FICHE QUESTION
11ème législature
Question N° : 1620  de  M.   Moutoussamy Ernest ( Communiste - Guadeloupe ) QOSD
Ministère interrogé :  intérieur
Ministère attributaire :  outre-mer
Question publiée au JO le :  07/01/2002  page :  5
Réponse publiée au JO le :  09/01/2002  page :  37
Date de changement d'attribution :  07/01/2002
Rubrique :  outre-mer
Tête d'analyse :  DOM : Guadeloupe
Analyse :  sécurité publique. sécurité des biens et des personnes. délinquance. lutte et prévention
Texte de la QUESTION : Dans le département de la Guadeloupe, l'insécurité, la délinquance, les actes de violence, la toxicomanie sont en évolution constante. Pour contrer le sentiment d'impunité, combattre efficacement la délinquance et l'insécurité, outre la prévention qui passe par la lutte contre les exclusions et notamment le chômage, il faut mettre en oeuvre une politique répressive dissuasive. Il importe, aujourd'hui, de stopper cette dégradation des rapports humains et de redonner confiance aux citoyens dans les institutions de la République. La sanction doit retrouver sa place dans notre Etat de droit, M. Ernest Moutoussamy demande à M. le ministre de l'intérieur de l'informer de l'analyse qu'il fait de la situation et des mesures qu'il compte prendre dans le cadre du plan d'action renforcée décidé par le Gouvernement. Afin de contrôler l'usage des armes et des drogues, lutter contre la récidive et traiter efficacement la délinquance des mineurs. Il souhaite également qu'il apporte son soutien à la création d'un centre éducatif renforcé et d'un centre de placement immédiat comme il en existe en métropole.
Texte de la REPONSE :

LUTTE CONTRE L'INSÉCURITÉ EN GUADELOUPE

    M. le président. M. Ernest Moutoussamy a présenté une question, n° 1620, ainsi rédigée :
    « Dans le département de la Guadeloupe, l'insécurité, la délinquance, les actes de violence, la toxicomanie sont en évolution constante. Pour contrer le sentiment d'impunité, combattre efficacement la délinquance et l'insécurité, outre la prévention qui passe par la lutte contre les exclusions et notamment le chômage, il faut mettre en oeuvre une politique répressive dissuasive. Il importe, aujourd'hui, de stopper cette dégradation des rapports humains et de redonner confiance aux citoyens dans les institutions de la République. La sanction doit retrouver sa place dans notre Etat de droit, M. Ernest Moutoussamy demande à M. le ministre de l'intérieur de l'informer de l'analyse qu'il fait de la situation et des mesures qu'il compte prendre dans le cadre du plan d'action renforcée décidé par le Gouvernement. Afin de contrôler l'usage des armes et des drogues, lutter contre la récidive et traiter efficacement la délinquance des mineurs. Il souhaite également qu'il apporte son soutien à la création d'un centre éducatif renforcé et d'un centre de placement immédiat comme il en existe en métropole. »
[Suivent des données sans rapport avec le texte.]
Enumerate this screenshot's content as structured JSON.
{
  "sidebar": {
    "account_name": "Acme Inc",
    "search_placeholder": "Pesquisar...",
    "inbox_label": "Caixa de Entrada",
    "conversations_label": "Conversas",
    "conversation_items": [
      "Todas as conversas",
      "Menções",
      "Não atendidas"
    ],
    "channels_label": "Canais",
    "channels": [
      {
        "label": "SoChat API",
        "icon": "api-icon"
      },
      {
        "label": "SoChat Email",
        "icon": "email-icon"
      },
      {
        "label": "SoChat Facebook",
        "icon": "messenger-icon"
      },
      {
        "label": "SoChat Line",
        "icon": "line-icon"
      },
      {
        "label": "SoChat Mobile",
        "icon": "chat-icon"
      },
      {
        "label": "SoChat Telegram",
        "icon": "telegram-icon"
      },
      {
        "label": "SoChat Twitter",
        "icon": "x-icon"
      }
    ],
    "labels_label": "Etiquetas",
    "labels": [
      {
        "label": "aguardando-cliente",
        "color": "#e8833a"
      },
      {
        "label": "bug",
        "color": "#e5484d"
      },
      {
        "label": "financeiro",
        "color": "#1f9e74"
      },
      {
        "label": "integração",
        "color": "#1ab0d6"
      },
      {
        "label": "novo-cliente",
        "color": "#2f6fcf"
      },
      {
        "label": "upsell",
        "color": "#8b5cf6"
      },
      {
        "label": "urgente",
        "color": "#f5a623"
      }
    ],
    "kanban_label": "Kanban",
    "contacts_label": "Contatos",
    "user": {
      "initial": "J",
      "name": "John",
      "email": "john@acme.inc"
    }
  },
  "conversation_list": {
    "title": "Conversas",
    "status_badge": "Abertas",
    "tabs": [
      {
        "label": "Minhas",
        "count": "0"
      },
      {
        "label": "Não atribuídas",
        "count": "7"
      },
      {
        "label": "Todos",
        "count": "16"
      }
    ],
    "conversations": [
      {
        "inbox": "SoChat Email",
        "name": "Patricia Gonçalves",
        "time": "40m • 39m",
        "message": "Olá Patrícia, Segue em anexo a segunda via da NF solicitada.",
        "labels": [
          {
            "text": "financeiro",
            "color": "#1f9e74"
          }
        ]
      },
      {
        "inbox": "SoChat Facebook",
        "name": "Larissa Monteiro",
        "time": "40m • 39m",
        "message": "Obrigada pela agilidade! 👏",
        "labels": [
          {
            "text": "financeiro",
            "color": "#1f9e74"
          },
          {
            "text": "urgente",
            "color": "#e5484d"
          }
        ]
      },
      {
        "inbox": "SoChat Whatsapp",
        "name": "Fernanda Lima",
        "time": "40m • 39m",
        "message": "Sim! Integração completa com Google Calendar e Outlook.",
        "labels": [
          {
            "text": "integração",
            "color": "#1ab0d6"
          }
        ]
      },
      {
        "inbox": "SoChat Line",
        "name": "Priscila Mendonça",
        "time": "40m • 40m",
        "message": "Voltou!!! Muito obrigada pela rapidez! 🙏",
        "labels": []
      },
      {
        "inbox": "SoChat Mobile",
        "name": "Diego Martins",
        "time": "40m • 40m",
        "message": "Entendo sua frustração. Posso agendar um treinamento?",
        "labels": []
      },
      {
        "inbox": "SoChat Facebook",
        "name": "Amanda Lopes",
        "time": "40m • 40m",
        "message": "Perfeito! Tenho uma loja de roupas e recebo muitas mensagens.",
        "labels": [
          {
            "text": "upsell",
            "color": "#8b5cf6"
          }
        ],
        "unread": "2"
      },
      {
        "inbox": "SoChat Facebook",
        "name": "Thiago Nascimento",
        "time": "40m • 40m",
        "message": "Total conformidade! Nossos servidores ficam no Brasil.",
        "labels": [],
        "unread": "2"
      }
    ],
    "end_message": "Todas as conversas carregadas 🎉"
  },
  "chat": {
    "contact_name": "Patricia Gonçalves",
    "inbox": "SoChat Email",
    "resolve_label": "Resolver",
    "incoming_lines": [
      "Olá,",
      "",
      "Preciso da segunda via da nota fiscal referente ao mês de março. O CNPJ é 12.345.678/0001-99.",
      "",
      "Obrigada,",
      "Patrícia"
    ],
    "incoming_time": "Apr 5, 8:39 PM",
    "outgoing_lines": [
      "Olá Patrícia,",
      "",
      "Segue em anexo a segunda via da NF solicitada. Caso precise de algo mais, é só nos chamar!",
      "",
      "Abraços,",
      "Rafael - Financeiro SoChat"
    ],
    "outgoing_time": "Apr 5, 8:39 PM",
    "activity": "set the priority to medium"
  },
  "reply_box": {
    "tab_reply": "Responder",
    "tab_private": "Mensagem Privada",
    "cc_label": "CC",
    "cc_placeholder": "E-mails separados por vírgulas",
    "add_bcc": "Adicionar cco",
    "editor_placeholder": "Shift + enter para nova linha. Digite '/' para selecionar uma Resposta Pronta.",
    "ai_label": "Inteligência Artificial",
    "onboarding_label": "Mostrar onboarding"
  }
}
    La parole est à M. Ernest Moutoussamy, pour exposer sa question.
    M. Ernest Moutoussamy. Monsieur le ministre de l'intérieur, dans un contexte social dégradé, marqué par l'effritement des bastions traditionnels que sont la famille, l'école, l'Eglise, et par des conflits sociaux déstabilisateurs, le chômage, la violence, la toxicomanie, l'insécurité, le vol, l'immigration clandestine, la xénophobie, le vandalisme, l'abus de consommation d'alcool s'inscrivent au quotidien dans le paysage de la Guadeloupe avec de plus en plus d'acuité et exaspèrent la population.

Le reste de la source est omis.